La Cour précise que la direction de la sécurité sociale a adopté une position défavorable à l’égard d’une telle évolution de la réparation des victimes d’une faute inexcusable de l’employeur, sur la base des éléments suivants :
Le Conseil constitutionnel, dans sa décision n° 2010-8 QPC du 18 juin 2010, a admis le caractère forfaitaire de la réparation des accidents du travail et des maladies professionnelles, rappelant toutefois que, en cas de faute inexcusable de l’employeur, les dispositions de l’article L. 452-3 du code de la sécurité sociale ne sauraient faire obstacle à ce que les victimes d’un accident du travail ou d’une maladie professionnelle ou leurs ayants droit puissent, devant les juridictions, demander à l’employeur réparation non seulement des chefs de préjudice énumérés par cet article, mais aussi de l’ensemble des autres dommages non couverts par le livre IV du code de la sécurité sociale.
La Cour de cassation a précisé dans ce cadre que les dispositions du dernier alinéa de l’article L. 452-3 du code de la sécurité sociale prévoyant l’avance par les caisses primaires d’assurance maladie des indemnités afférentes à ces préjudices s’appliquaient identiquement pour les deux types de préjudice, ce qui préserve la victime de tout risque d’insolvabilité de l’employeur.

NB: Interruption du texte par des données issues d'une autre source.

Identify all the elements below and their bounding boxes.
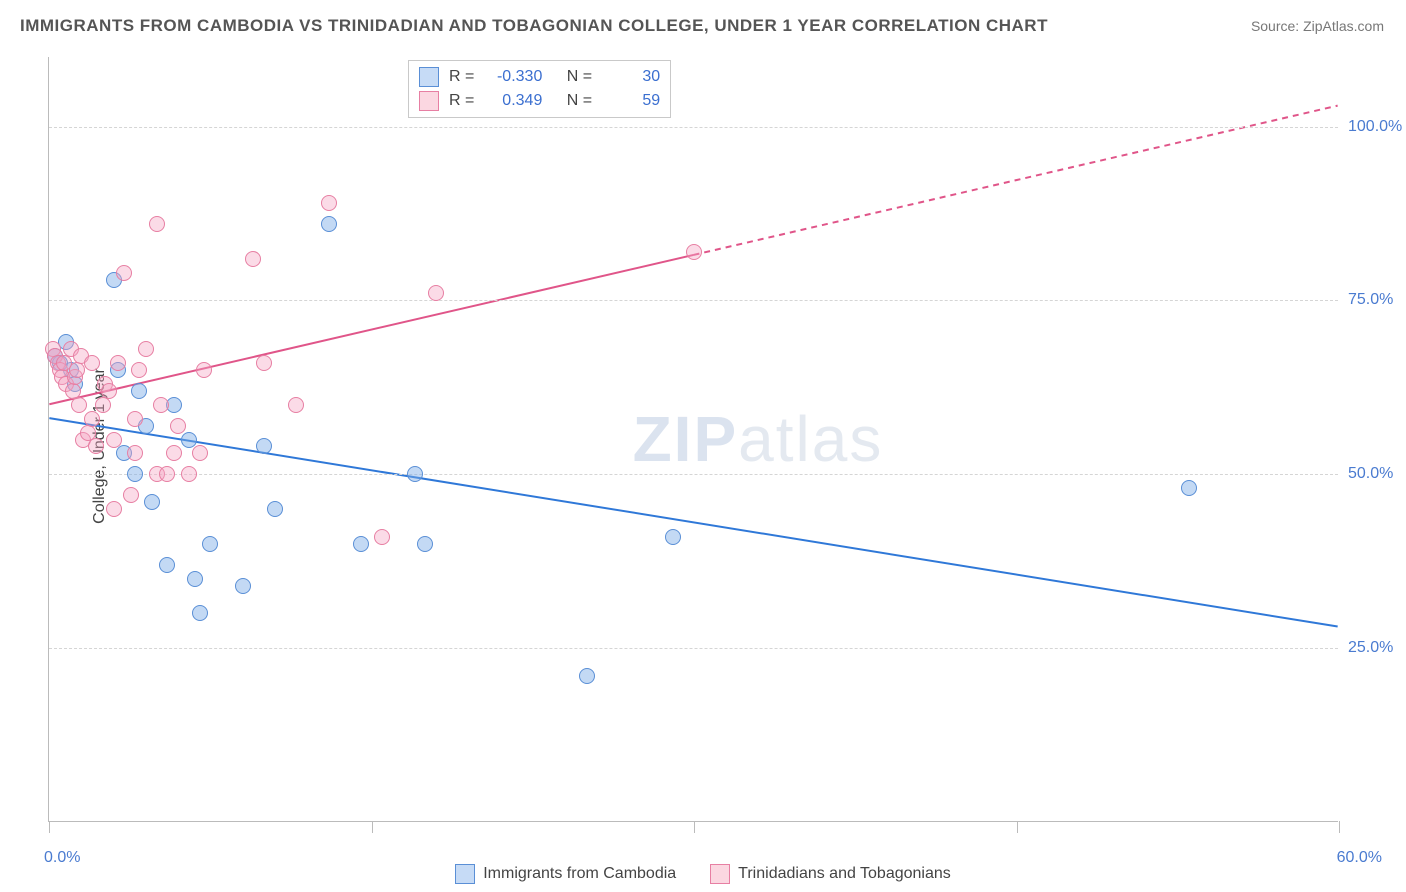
scatter-point — [288, 397, 304, 413]
scatter-point — [407, 466, 423, 482]
scatter-point — [196, 362, 212, 378]
legend-label-pink: Trinidadians and Tobagonians — [738, 865, 951, 883]
scatter-point — [131, 362, 147, 378]
r-value-pink: 0.349 — [484, 89, 542, 113]
watermark-atlas: atlas — [738, 403, 883, 475]
gridline-h — [49, 648, 1338, 649]
x-tick — [1339, 821, 1340, 833]
scatter-point — [71, 397, 87, 413]
y-tick-label: 100.0% — [1348, 118, 1406, 136]
y-tick-label: 50.0% — [1348, 465, 1406, 483]
scatter-point — [144, 494, 160, 510]
watermark: ZIPatlas — [633, 402, 884, 476]
r-label: R = — [449, 89, 474, 113]
scatter-point — [153, 397, 169, 413]
scatter-point — [235, 578, 251, 594]
legend-label-blue: Immigrants from Cambodia — [483, 865, 676, 883]
x-tick — [49, 821, 50, 833]
scatter-point — [149, 216, 165, 232]
scatter-point — [256, 438, 272, 454]
scatter-point — [95, 397, 111, 413]
legend-stats-row-blue: R = -0.330 N = 30 — [419, 65, 660, 89]
scatter-point — [192, 605, 208, 621]
scatter-point — [579, 668, 595, 684]
scatter-point — [353, 536, 369, 552]
r-label: R = — [449, 65, 474, 89]
scatter-point — [69, 362, 85, 378]
trend-lines-layer — [49, 57, 1338, 821]
n-value-blue: 30 — [602, 65, 660, 89]
scatter-point — [1181, 480, 1197, 496]
scatter-point — [428, 285, 444, 301]
chart-container: IMMIGRANTS FROM CAMBODIA VS TRINIDADIAN … — [0, 0, 1406, 892]
source-label: Source: ZipAtlas.com — [1251, 18, 1384, 34]
scatter-point — [321, 216, 337, 232]
gridline-h — [49, 300, 1338, 301]
n-label: N = — [567, 65, 592, 89]
n-label: N = — [567, 89, 592, 113]
plot-area: ZIPatlas 25.0%50.0%75.0%100.0% — [48, 57, 1338, 822]
swatch-pink — [710, 864, 730, 884]
scatter-point — [110, 355, 126, 371]
scatter-point — [127, 445, 143, 461]
x-tick-last: 60.0% — [1337, 849, 1382, 867]
scatter-point — [127, 466, 143, 482]
scatter-point — [101, 383, 117, 399]
legend-item-pink: Trinidadians and Tobagonians — [710, 864, 951, 884]
scatter-point — [131, 383, 147, 399]
legend-stats-box: R = -0.330 N = 30 R = 0.349 N = 59 — [408, 60, 671, 118]
scatter-point — [127, 411, 143, 427]
scatter-point — [417, 536, 433, 552]
swatch-blue — [419, 67, 439, 87]
x-tick-first: 0.0% — [44, 849, 80, 867]
gridline-h — [49, 127, 1338, 128]
scatter-point — [84, 355, 100, 371]
scatter-point — [245, 251, 261, 267]
gridline-h — [49, 474, 1338, 475]
scatter-point — [88, 438, 104, 454]
scatter-point — [181, 432, 197, 448]
scatter-point — [166, 445, 182, 461]
scatter-point — [181, 466, 197, 482]
scatter-point — [374, 529, 390, 545]
bottom-legend: Immigrants from Cambodia Trinidadians an… — [0, 864, 1406, 884]
scatter-point — [123, 487, 139, 503]
scatter-point — [116, 265, 132, 281]
n-value-pink: 59 — [602, 89, 660, 113]
scatter-point — [106, 432, 122, 448]
scatter-point — [159, 557, 175, 573]
x-tick — [372, 821, 373, 833]
scatter-point — [84, 411, 100, 427]
r-value-blue: -0.330 — [484, 65, 542, 89]
scatter-point — [686, 244, 702, 260]
scatter-point — [267, 501, 283, 517]
scatter-point — [159, 466, 175, 482]
y-tick-label: 75.0% — [1348, 291, 1406, 309]
watermark-zip: ZIP — [633, 403, 739, 475]
scatter-point — [321, 195, 337, 211]
scatter-point — [192, 445, 208, 461]
swatch-pink — [419, 91, 439, 111]
scatter-point — [665, 529, 681, 545]
scatter-point — [170, 418, 186, 434]
legend-item-blue: Immigrants from Cambodia — [455, 864, 676, 884]
scatter-point — [138, 341, 154, 357]
x-tick — [1017, 821, 1018, 833]
swatch-blue — [455, 864, 475, 884]
chart-title: IMMIGRANTS FROM CAMBODIA VS TRINIDADIAN … — [20, 16, 1048, 36]
scatter-point — [106, 501, 122, 517]
scatter-point — [202, 536, 218, 552]
y-tick-label: 25.0% — [1348, 639, 1406, 657]
scatter-point — [256, 355, 272, 371]
scatter-point — [187, 571, 203, 587]
x-tick — [694, 821, 695, 833]
legend-stats-row-pink: R = 0.349 N = 59 — [419, 89, 660, 113]
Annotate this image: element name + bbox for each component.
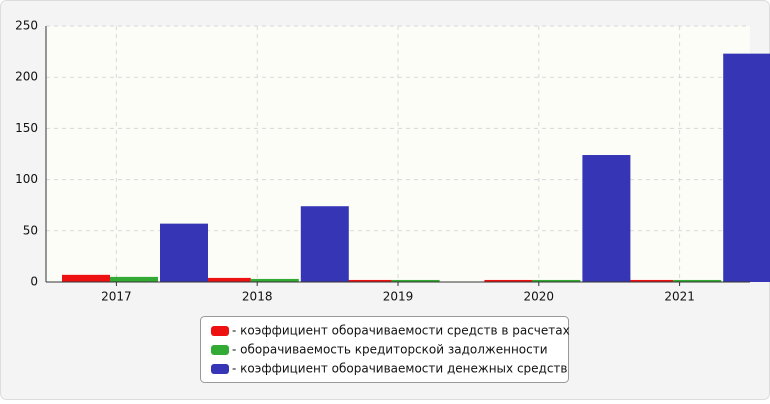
- legend-label: - коэффициент оборачиваемости денежных с…: [232, 362, 568, 376]
- y-tick-label: 200: [15, 70, 38, 84]
- x-tick-label: 2021: [664, 290, 695, 304]
- legend-box: [200, 316, 569, 383]
- x-tick-label: 2020: [524, 290, 555, 304]
- x-tick-label: 2018: [242, 290, 273, 304]
- legend-swatch: [211, 345, 229, 355]
- bar: [62, 274, 110, 282]
- bar: [300, 206, 349, 282]
- bar: [582, 155, 631, 282]
- y-tick-label: 250: [15, 19, 38, 33]
- bar: [532, 279, 581, 282]
- bar: [391, 279, 440, 282]
- legend-label: - коэффициент оборачиваемости средств в …: [232, 324, 570, 338]
- bar: [250, 278, 299, 282]
- y-tick-label: 50: [23, 223, 38, 237]
- x-tick-label: 2017: [101, 290, 132, 304]
- bar: [160, 223, 208, 282]
- legend-swatch: [211, 364, 229, 374]
- legend-label: - оборачиваемость кредиторской задолженн…: [232, 343, 548, 357]
- legend-swatch: [211, 326, 229, 336]
- y-tick-label: 150: [15, 121, 38, 135]
- y-tick-label: 100: [15, 172, 38, 186]
- bar: [110, 276, 158, 282]
- bar: [723, 53, 770, 283]
- bar: [484, 279, 533, 282]
- bar: [343, 279, 392, 282]
- y-tick-label: 0: [30, 275, 38, 289]
- bar: [673, 279, 722, 282]
- bar: [625, 279, 674, 282]
- x-tick-label: 2019: [383, 290, 414, 304]
- bar: [202, 277, 251, 282]
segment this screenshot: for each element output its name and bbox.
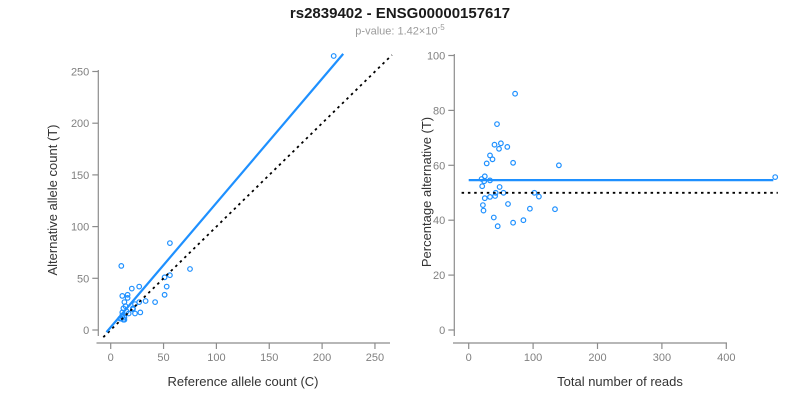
data-point xyxy=(136,299,143,306)
data-point xyxy=(152,299,159,306)
chart-text: 100 xyxy=(71,222,89,234)
chart-text: 200 xyxy=(588,352,606,364)
fit-line xyxy=(105,53,345,333)
data-point xyxy=(118,263,125,269)
data-point xyxy=(489,156,496,163)
chart-text: 200 xyxy=(313,352,331,364)
chart-text: 150 xyxy=(71,170,89,182)
data-point xyxy=(510,159,516,166)
data-point xyxy=(512,90,518,97)
chart-text: 100 xyxy=(207,352,225,364)
data-point xyxy=(494,121,500,127)
chart-text: 50 xyxy=(77,273,89,285)
data-point xyxy=(132,310,138,317)
data-point xyxy=(119,293,126,299)
data-point xyxy=(480,207,487,214)
data-point xyxy=(494,223,501,230)
allele-counts-scatter: 0 50 100 150 200 250 0 50 100 150 200 250 Reference … xyxy=(45,53,393,389)
chart-text: 0 xyxy=(108,352,114,364)
data-point xyxy=(136,283,143,290)
chart-text: 150 xyxy=(260,352,278,364)
data-point xyxy=(556,162,562,169)
data-point xyxy=(161,274,168,281)
chart-text: 0 xyxy=(439,325,445,337)
data-point xyxy=(330,53,337,59)
chart-text: 300 xyxy=(653,352,671,364)
data-point xyxy=(128,285,135,292)
data-point xyxy=(536,193,542,200)
data-point xyxy=(496,184,503,190)
data-point xyxy=(481,195,488,202)
data-point xyxy=(163,283,170,290)
data-point xyxy=(510,219,516,226)
chart-text: 0 xyxy=(83,325,89,337)
x-axis-title: Total number of reads xyxy=(557,374,683,389)
data-point xyxy=(142,298,149,304)
pvalue-base: 1.42×10 xyxy=(397,25,438,38)
chart-text: 0 xyxy=(466,352,472,364)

Dans un arrêt du 12 janvier 2017, la Cour européenne des droits de l’homme a, quant à elle, jugé conforme aux stipulations de la Convention de sauvegarde des droits de l’homme et des libertés fondamentales le régime de réparation forfaitaire du préjudice du salarié à raison de la faute inexcusable de l’employeur en considérant que cette réparation vient en complément de dédommagements automatiquement perçus par le salarié, ce qui singularise sa situation par rapport à la situation de droit commun.
Elle en déduit qu’il existe une différence de situation ne permettant pas l’application de l’article 14 de la Convention précitée relatif à la prohibition des discriminations.
La direction de la sécurité sociale a considéré que l’articulation de ces jurisprudences permet de préserver le caractère forfaitaire de droit commun de la réparation des accidents du travail et des maladies professionnelles avec la nécessité de la réparation des préjudices non indemnisés par ailleurs en cas de faute inexcusable. En conséquence, l’état actuel de la jurisprudence offre, à ses yeux, aux victimes de sinistres d’origine professionnelle un niveau élevé de réparation de leurs préjudices en cas de faute inexcusable de l’employeur.
La direction de la sécurité sociale a, en outre, estimé que la proposition de la Cour de cassation en faveur d’une réparation intégrale des préjudices, qu’ils soient ou non déjà partiellement indemnisés au sein du livre IV du code de la sécurité sociale, va au-delà de la jurisprudence du Conseil constitutionnel, qui mentionne uniquement les dommages non couverts par la législation au titre des accidents du travail et des maladies professionnelles. Elle aurait pour caractéristique de supprimer la distinction en vigueur entre la réparation de la faute inexcusable et celle de la faute intentionnelle prévue par l’article L. 452-5 du même code. Elle élargirait les cas dans lesquels la branche des accidents du travail et des maladies professionnelles avance, sans assurance de récupération, des sommes pour le compte des employeurs, à des situations dans lesquelles elle assure déjà, sous les règles prévues par le code de la sécurité sociale, la réparation des sinistres. Enfin, elle a émis l’avis qu’une telle proposition comporterait ainsi des risques financiers importants pour l’équilibre de la branche, qui est au cœur de son fonctionnement.
Il n’en apparaît pas moins que cette importante suggestion de réforme, dont les motifs exposés conservent toute leur pertinence, présente un caractère essentiel au regard de ses enjeux et de ses conséquences et en considération de l’équilibre qu’elle recherche quant à l’étendue de la réparation assurée aux victimes. Elle ne peut qu’être maintenue.
Rapport annuel de la Cour de Cassation 2022, p. 50 à 52.